A constitutional amendment to ensure the fundamental right of parents to raise their children as they see fit has recruited over 110 co-sponsors in the House so far, according to the grassroots movement behind the effort.
"More and more members of Congress are recognizing the threat from government and foreign interference into the parent-child relationship," commented U.S. Rep.

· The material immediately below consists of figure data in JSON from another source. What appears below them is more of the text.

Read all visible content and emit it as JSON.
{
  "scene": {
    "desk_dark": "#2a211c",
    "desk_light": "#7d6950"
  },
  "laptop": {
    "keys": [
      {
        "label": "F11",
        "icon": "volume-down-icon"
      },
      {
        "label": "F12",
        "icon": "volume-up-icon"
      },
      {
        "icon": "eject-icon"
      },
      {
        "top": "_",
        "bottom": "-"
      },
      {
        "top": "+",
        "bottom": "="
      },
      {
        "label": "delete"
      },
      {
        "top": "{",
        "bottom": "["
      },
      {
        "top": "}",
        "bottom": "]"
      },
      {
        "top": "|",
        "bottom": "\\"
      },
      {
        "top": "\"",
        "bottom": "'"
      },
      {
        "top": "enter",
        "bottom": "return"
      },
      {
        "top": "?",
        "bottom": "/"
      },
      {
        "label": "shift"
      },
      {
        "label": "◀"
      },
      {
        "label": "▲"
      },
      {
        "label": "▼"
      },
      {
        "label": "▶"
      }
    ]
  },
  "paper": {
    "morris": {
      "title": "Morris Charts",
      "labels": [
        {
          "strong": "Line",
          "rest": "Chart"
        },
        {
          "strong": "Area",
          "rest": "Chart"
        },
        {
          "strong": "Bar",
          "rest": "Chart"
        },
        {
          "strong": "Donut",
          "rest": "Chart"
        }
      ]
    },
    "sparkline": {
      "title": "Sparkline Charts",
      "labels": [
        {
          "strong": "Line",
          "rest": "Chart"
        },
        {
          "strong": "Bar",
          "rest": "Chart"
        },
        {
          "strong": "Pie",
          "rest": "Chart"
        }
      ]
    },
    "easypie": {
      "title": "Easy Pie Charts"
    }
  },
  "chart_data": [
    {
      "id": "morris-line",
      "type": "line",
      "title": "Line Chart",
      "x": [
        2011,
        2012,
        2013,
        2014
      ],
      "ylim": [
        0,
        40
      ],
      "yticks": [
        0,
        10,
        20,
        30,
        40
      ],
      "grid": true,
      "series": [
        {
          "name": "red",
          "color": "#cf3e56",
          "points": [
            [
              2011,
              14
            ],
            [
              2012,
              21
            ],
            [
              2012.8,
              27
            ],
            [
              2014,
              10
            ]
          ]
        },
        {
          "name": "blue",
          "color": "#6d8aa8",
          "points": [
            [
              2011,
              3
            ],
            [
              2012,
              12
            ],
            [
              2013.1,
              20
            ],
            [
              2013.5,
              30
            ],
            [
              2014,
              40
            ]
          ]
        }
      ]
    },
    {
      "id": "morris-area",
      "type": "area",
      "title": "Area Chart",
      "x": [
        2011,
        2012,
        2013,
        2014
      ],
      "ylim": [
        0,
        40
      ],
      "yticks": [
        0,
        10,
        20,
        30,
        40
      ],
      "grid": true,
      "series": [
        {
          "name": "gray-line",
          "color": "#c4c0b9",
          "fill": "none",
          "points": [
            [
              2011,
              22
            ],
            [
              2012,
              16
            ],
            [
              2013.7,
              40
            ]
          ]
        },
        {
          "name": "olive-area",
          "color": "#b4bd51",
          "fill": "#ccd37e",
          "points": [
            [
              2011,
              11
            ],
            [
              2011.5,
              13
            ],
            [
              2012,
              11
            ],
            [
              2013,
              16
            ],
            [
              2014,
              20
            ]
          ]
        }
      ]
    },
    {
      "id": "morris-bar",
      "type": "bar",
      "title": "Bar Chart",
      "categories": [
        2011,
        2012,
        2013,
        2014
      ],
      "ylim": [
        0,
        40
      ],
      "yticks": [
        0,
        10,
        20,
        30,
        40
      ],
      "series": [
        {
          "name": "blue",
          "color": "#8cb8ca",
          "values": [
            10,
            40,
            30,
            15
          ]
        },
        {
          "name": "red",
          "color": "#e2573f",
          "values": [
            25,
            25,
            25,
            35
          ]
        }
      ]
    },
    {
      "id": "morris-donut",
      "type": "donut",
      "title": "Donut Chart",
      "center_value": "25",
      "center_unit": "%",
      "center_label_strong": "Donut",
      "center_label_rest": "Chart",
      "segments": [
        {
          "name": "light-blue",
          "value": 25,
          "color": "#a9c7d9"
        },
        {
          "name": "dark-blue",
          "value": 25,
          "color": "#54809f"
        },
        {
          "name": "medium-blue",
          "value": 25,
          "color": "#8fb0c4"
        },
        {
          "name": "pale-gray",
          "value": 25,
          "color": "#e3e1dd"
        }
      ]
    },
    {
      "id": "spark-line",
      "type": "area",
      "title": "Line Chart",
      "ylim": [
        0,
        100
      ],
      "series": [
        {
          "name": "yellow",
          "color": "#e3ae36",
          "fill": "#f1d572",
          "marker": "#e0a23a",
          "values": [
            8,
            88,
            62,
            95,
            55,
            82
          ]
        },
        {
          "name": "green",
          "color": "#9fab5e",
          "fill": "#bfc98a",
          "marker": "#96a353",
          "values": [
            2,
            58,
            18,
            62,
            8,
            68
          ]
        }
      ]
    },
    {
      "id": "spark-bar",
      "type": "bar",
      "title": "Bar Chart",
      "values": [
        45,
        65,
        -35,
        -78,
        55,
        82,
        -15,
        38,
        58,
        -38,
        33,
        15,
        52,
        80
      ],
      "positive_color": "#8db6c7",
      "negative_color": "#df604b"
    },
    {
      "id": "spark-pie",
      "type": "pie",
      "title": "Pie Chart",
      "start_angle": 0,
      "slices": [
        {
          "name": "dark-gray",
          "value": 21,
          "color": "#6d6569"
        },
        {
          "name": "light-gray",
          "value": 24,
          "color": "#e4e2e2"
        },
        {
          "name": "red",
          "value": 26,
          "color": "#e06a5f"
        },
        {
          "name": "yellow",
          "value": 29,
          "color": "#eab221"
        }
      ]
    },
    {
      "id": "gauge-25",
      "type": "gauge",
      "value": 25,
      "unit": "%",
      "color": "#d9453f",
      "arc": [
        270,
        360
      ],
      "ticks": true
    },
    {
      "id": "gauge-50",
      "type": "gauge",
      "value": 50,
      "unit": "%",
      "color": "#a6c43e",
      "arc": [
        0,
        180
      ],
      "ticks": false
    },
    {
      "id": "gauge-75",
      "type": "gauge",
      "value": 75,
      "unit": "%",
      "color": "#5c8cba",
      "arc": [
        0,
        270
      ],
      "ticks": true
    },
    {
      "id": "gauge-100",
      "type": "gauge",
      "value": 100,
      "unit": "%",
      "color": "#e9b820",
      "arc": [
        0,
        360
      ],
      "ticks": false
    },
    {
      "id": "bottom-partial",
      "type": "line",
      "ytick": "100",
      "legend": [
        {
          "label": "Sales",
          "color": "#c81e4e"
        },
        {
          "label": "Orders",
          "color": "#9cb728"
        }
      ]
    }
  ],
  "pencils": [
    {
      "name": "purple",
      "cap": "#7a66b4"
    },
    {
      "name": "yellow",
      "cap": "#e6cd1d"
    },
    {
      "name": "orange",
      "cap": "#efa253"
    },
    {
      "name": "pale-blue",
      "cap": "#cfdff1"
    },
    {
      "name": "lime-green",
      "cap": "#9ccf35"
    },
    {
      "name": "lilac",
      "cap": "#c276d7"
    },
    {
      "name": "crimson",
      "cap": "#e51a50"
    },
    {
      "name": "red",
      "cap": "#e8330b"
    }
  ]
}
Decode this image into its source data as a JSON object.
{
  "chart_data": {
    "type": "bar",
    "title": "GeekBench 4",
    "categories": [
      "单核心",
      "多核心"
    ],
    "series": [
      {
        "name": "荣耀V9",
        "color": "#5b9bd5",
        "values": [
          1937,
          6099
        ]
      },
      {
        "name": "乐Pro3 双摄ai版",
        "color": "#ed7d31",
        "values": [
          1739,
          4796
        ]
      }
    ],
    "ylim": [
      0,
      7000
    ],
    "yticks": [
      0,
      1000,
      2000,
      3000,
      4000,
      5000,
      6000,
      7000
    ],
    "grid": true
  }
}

Pete Hoekstra (R-Mich.), who introduced the Parental Rights Amendment.
"Just about every member of Congress agrees with the legal principle that parents have the fundamental right to make decisions for the upbringing of their children," added Michael Farris, president of Parentalrights.org, an organization that was created to secure a constitutional amendment that defends the rights of parents to direct the upbringing and education of their children.
If passed, the Parental Rights Amendment would state explicitly in the U.S. Constitution that parents have a fundamental right to raise their children as they see fit, while protecting against abuse and neglect.
Supporters of the amendment say threats to the parent-child relationship presently include potential Senate ratification of the U.N. Convention on the Rights of the Child and the erosion of fundamental parental rights in today's federal courts.
"Because of international law and shifting judicial philosophies, the right is being steadily undermined," commented Farris.
"We now have 110 members of Congress with the foresight to say that we need to protect this long-standing right before the erosion goes too far," he added Tuesday, before at least four more signed on. "We appreciate the leadership of Pete Hoekstra and the 109 other members of Congress who believe that it is important to secure the rights of American families for generations to come."
Organizations that have allied with Parentalrights.org on the issue include the American Family Association, Concerned Women for America, Focus on the Family, Liberty Counsel, and the Traditional Values Coalition, among others.
The House version of the bill is H.J. Res. 42.